10am. The goat in our front yard nibbles the patch of Christmas lilies. We eyeball each other as I scull lukewarm tea on the deck. She uses her horn to scratch her matted fur, then turns her back and saunters down the hill.

12pm. I remember a conversation with the old owners of our house as I clamber up the hill to the washing line. “Snakes everywhere, ‘specially when it starts warming up. We found them in the compost bin, under the car. I stepped outside one day and a big tiger snake wrapped himself around my leg.” We laugh together but I feel cold as I scan the ground.

1pm. The program I use to do our business accounts is frozen. I slyly open up trashy websites and scroll through endless beauty advice. I contemplate dyeing my hair again, or eyelash extensions. Instead, I find a tube of hand cream in my bag and slather it on my dry, garden-worn knuckles.

3pm. I hear Jed calling me from the carpark as I walk up to kinder. “MUM’S CAR. Hi Mum.
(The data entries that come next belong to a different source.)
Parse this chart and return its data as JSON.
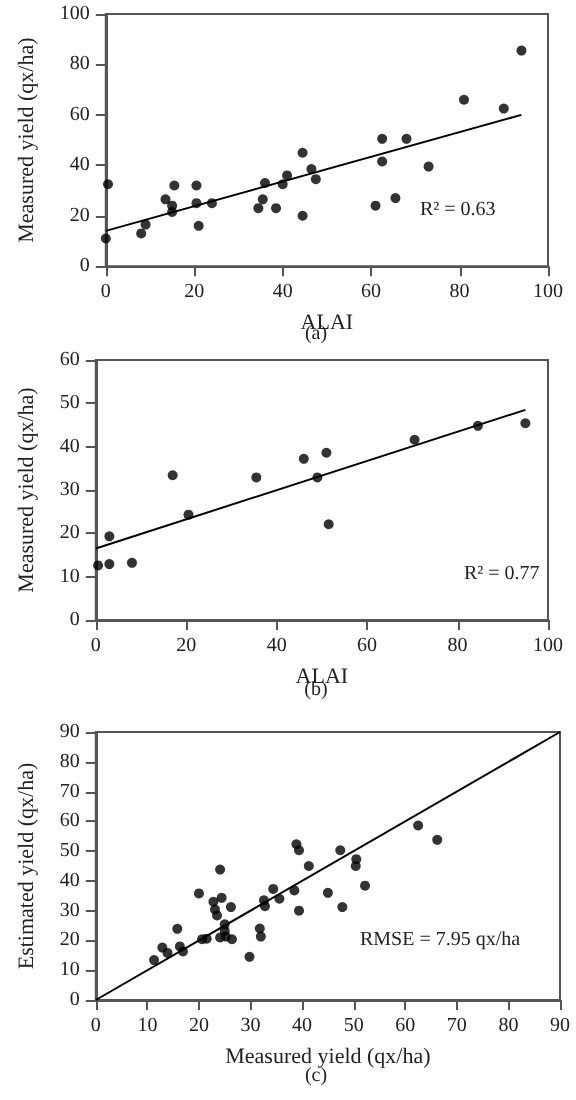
{
  "chart_data": [
    {
      "type": "scatter",
      "xlabel": "ALAI",
      "ylabel": "Measured yield (qx/ha)",
      "xlim": [
        0,
        100
      ],
      "xticks": [
        0,
        20,
        40,
        60,
        80,
        100
      ],
      "ylim": [
        0,
        100
      ],
      "yticks": [
        0,
        20,
        40,
        60,
        80,
        100
      ],
      "marker": "circle",
      "annotations": [
        "R² = 0.63",
        "(a)"
      ],
      "series": [
        {
          "color": "#000000",
          "x": [
            0,
            0.5,
            8,
            9,
            13.5,
            15,
            15,
            15.5,
            20.5,
            20.5,
            21,
            24,
            34.5,
            35.5,
            36,
            38.5,
            40,
            41,
            44.5,
            44.5,
            46.5,
            47.5,
            61,
            62.5,
            62.5,
            65.5,
            68,
            73,
            81,
            90,
            94
          ],
          "values": [
            11,
            32.5,
            13,
            16.5,
            26.5,
            24,
            21.5,
            32,
            32,
            25,
            16,
            25,
            23,
            26.5,
            33,
            23,
            32.5,
            36,
            20,
            45,
            38.5,
            34.5,
            24,
            50.5,
            41.5,
            27,
            50.5,
            39.5,
            66,
            62.5,
            85.5
          ]
        },
        {
          "type": "line",
          "color": "#000000",
          "marker": "none",
          "line_style": "solid",
          "x": [
            0,
            94
          ],
          "values": [
            14,
            60
          ]
        }
      ]
    },
    {
      "type": "scatter",
      "xlabel": "ALAI",
      "ylabel": "Measured yield (qx/ha)",
      "xlim": [
        0,
        100
      ],
      "xticks": [
        0,
        20,
        40,
        60,
        80,
        100
      ],
      "ylim": [
        0,
        60
      ],
      "yticks": [
        0,
        10,
        20,
        30,
        40,
        50,
        60
      ],
      "marker": "circle",
      "annotations": [
        "R² = 0.77",
        "(b)"
      ],
      "series": [
        {
          "color": "#000000",
          "x": [
            0.5,
            3,
            3,
            8,
            17,
            20.5,
            35.5,
            46,
            49,
            51,
            51.5,
            70.5,
            84.5,
            95
          ],
          "values": [
            12.6,
            19.3,
            12.9,
            13.2,
            33.4,
            24.3,
            32.9,
            37.2,
            32.9,
            38.6,
            22.1,
            41.6,
            44.8,
            45.4
          ]
        },
        {
          "type": "line",
          "color": "#000000",
          "marker": "none",
          "line_style": "solid",
          "x": [
            0,
            95
          ],
          "values": [
            16.5,
            48.5
          ]
        }
      ]
    },
    {
      "type": "scatter",
      "xlabel": "Measured yield (qx/ha)",
      "ylabel": "Estimated yield (qx/ha)",
      "xlim": [
        0,
        90
      ],
      "xticks": [
        0,
        10,
        20,
        30,
        40,
        50,
        60,
        70,
        80,
        90
      ],
      "ylim": [
        0,
        90
      ],
      "yticks": [
        0,
        10,
        20,
        30,
        40,
        50,
        60,
        70,
        80,
        90
      ],
      "marker": "circle",
      "annotations": [
        "RMSE = 7.95 qx/ha",
        "(c)"
      ],
      "series": [
        {
          "color": "#000000",
          "x": [
            11.3,
            12.9,
            13.9,
            15.8,
            16.3,
            16.9,
            20,
            20.6,
            21.5,
            22.8,
            23.1,
            23.5,
            24.1,
            24.4,
            24.1,
            25,
            25,
            25.2,
            26.2,
            26.4,
            29.8,
            31.8,
            32,
            32.6,
            32.8,
            35.6,
            34.4,
            38.5,
            38.9,
            39.4,
            39.4,
            41.3,
            45,
            47.4,
            47.8,
            50.5,
            50.4,
            52.2,
            62.5,
            66.2
          ],
          "values": [
            13.4,
            17.6,
            15.8,
            23.9,
            18,
            16.3,
            35.8,
            20.4,
            20.6,
            33,
            30.4,
            28.4,
            43.8,
            34.3,
            21,
            25.4,
            23.2,
            21.3,
            31.2,
            20.4,
            14.5,
            24,
            21.3,
            33.5,
            31.5,
            34,
            37.3,
            36.8,
            52.3,
            50.3,
            30,
            45,
            36,
            50.3,
            31.2,
            47.3,
            45,
            38.4,
            58.6,
            53.8
          ]
        },
        {
          "type": "line",
          "color": "#000000",
          "marker": "none",
          "line_style": "solid",
          "x": [
            0,
            90
          ],
          "values": [
            0,
            90
          ]
        }
      ]
    }
  ]
}
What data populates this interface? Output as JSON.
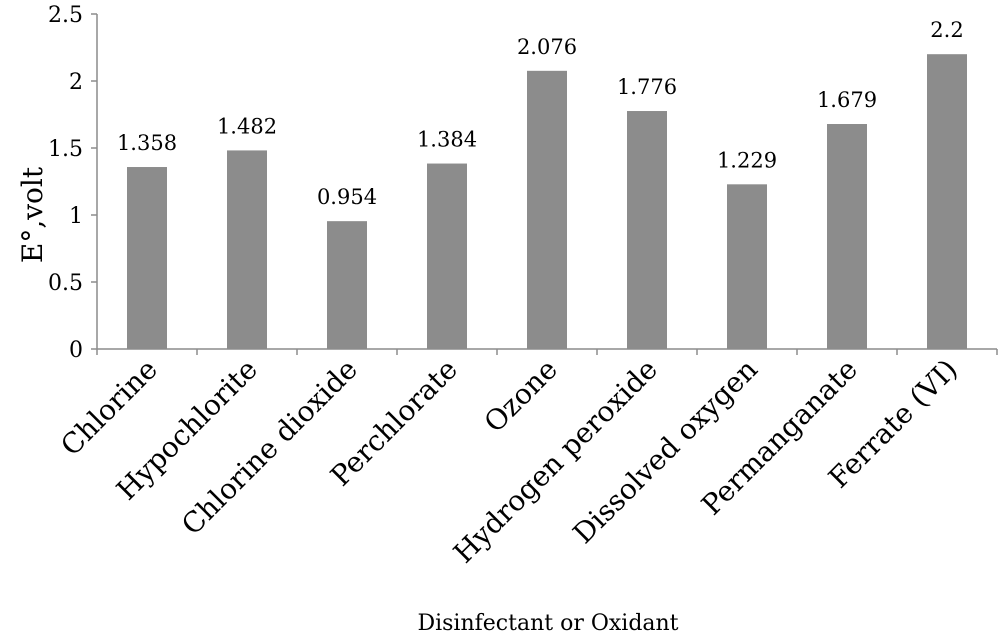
{
  "chart_data": {
    "type": "bar",
    "title": "",
    "xlabel": "Disinfectant or Oxidant",
    "ylabel": "E°,volt",
    "ylim": [
      0,
      2.5
    ],
    "y_ticks": [
      "0",
      "0.5",
      "1",
      "1.5",
      "2",
      "2.5"
    ],
    "grid": false,
    "categories": [
      "Chlorine",
      "Hypochlorite",
      "Chlorine dioxide",
      "Perchlorate",
      "Ozone",
      "Hydrogen peroxide",
      "Dissolved oxygen",
      "Permanganate",
      "Ferrate (VI)"
    ],
    "values": [
      1.358,
      1.482,
      0.954,
      1.384,
      2.076,
      1.776,
      1.229,
      1.679,
      2.2
    ],
    "value_labels": [
      "1.358",
      "1.482",
      "0.954",
      "1.384",
      "2.076",
      "1.776",
      "1.229",
      "1.679",
      "2.2"
    ],
    "bar_color": "#8c8c8c"
  }
}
MUM!” He points frantically at all his friends, his teachers. His favourite ball. Showing me his day.

4.30pm. Archie is following me through the garden, holding the end of a hose. He is obsessed with rescue vehicles, outer space and knights. He pores over the birthday cake book. “I want the swimming pool for my party day, and the castle for my actual birthday, mum, okay?”

6pm. I clean the kitchen while the boys and their dad empty the bath of water, one splash at a time. Weetbix from this morning is cemented to the floor. I scratch my nails into it, then have a go with the Chux. “You could render a house with fucking Weetbix!”, I yell to Lee, not for the first time.

7.15pm. Archie and I lay in his bed, telling stories of knights who fly space rockets to rescue aliens. He smells of sweat and dinner. I pretend to tickle him but take a deep inhale behind his ear, my hand on his round belly.

8.30pm. I lay on my bed, idly scrolling through instagram. Other people’s kids. Impossibly clean rooms. Green smoothies. I wander into the kitchen and make sultana toast smeared thick with butter.

10pm. I shove my earplugs in and mutter “goodnight, honey. Love ya.” to Lee. His response is muffled but he pats me on the bum and we hook our feet together, facing away from each other as the twin glow from our Kindles joins the moonlight, and the world retreats into inertia.